When I’m on the screen, I have to be put-together, so for one hour five days a week, I can pretend like I have my crap together. No one out there knows the back of my hair isn’t combed, we’re all one pair away from no clean underwear, and my car smells like spilled milk. No. One. Knows.

I’ve tried to explain that it’s all smoke and mirrors.  “Are you the girl on the news?” someone will ask. Without the thick TV makeup it’s kind of hard to imagine that the frazzled red-head wearing sweatpants and carrying a diaper bag with crap falling out of it while trying to tear a half-opened salami tray out of her 4 year-olds hands in the middle of Walmart… is that lady who sits calmly at a desk and delivers the local news at six and ten. “Yep, that’s me,” I’ll say. I’ll smile apologetically, like, “Sorry to ruin whatever ideas you had about my qualifications for this job, I’m actually just a hot-mess mom trying not to get her picture on the “People of Walmart” website. (I probably made it on there yesterday, in case anyone wants to look for a picture of Harrison eating a snack tray in the cart covered in glitter from a giant Christmas bulb he cracked open.)

So, a year. I’ve made it a year.
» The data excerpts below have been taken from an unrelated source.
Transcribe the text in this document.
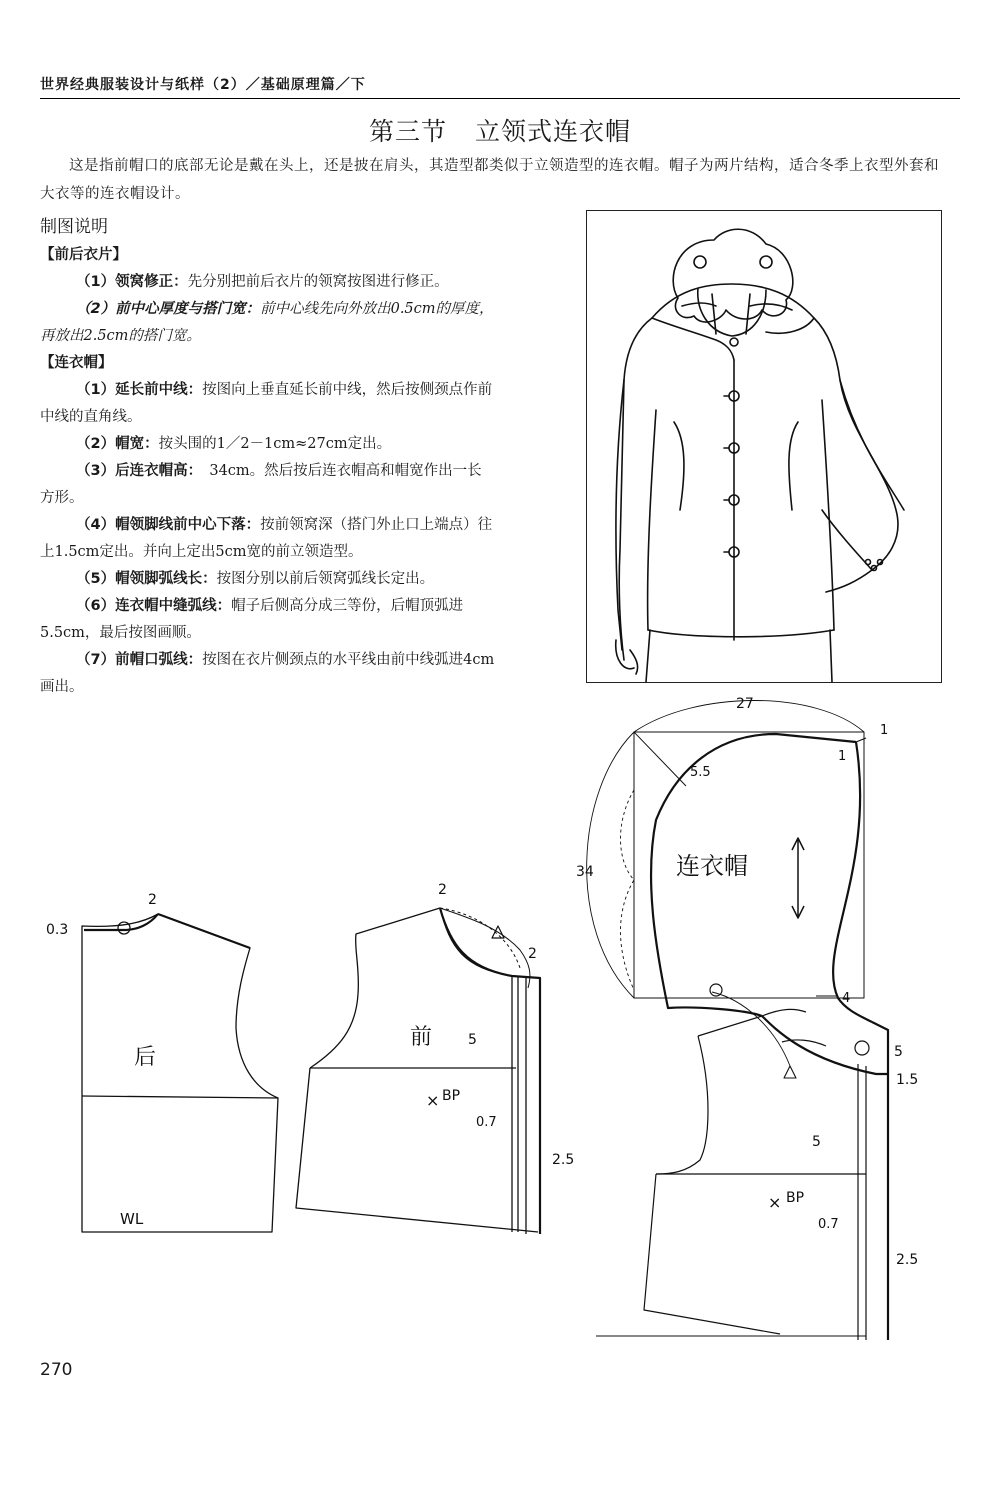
世界经典服装设计与纸样（2）／基础原理篇／下
第三节 立领式连衣帽
这是指前帽口的底部无论是戴在头上，还是披在肩头，其造型都类似于立领造型的连衣帽。帽子为两片结构，适合冬季上衣型外套和大衣等的连衣帽设计。
制图说明

【前后衣片】

（1）领窝修正：先分别把前后衣片的领窝按图进行修正。

（2）前中心厚度与搭门宽：前中心线先向外放出0.5cm的厚度，再放出2.5cm的搭门宽。

【连衣帽】

（1）延长前中线：按图向上垂直延长前中线，然后按侧颈点作前中线的直角线。

（2）帽宽：按头围的1／2－1cm≈27cm定出。

（3）后连衣帽高：　34cm。然后按后连衣帽高和帽宽作出一长方形。

（4）帽领脚线前中心下落：按前领窝深（搭门外止口上端点）往上1.5cm定出。并向上定出5cm宽的前立领造型。

（5）帽领脚弧线长：按图分别以前后领窝弧线长定出。

（6）连衣帽中缝弧线：帽子后侧高分成三等份，后帽顶弧进5.5cm，最后按图画顺。

（7）前帽口弧线：按图在衣片侧颈点的水平线由前中线弧进4cm画出。

0.3
2
后
WL
2
2
前	5
× BP
0.7
2.5
27
1
1
5.5
34	连衣帽
4
5
1.5
5
× BP
0.7
2.5
270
I’ve had the help of my own sweet husband, my family, Sam’s family, friends who’ve offered to watch my kids when I had nowhere else to take them, bosses that have given me grace upon grace for our never-ending cycle of illness, and co-workers who graciously look the other way when I show up to work a disaster, and fill-in when I can’t be there.

So, this post is about my year as a working mom. It’s honest. I didn’t hold back. I did spare you a long paragraph about how Winnie is losing her crap and destroyed my new carpet and our living room blinds. Anyway. I’m not sure how to end this, except that my purpose in this maybe too candid overview of my life this year is not to have anyone say that I’m doing a great job and am an amazing mom. It’s so kind of people to say that. But the truth is, I wrote this because maybe someone out there is feeling like they should be doing more…like trying to have it all. I’m not sure that you can have it “all” without some really serious sacrifice, and I don’t know what that looks like for everyone else, but it’s been one of the hardest years of my life. I’m celebrating getting here.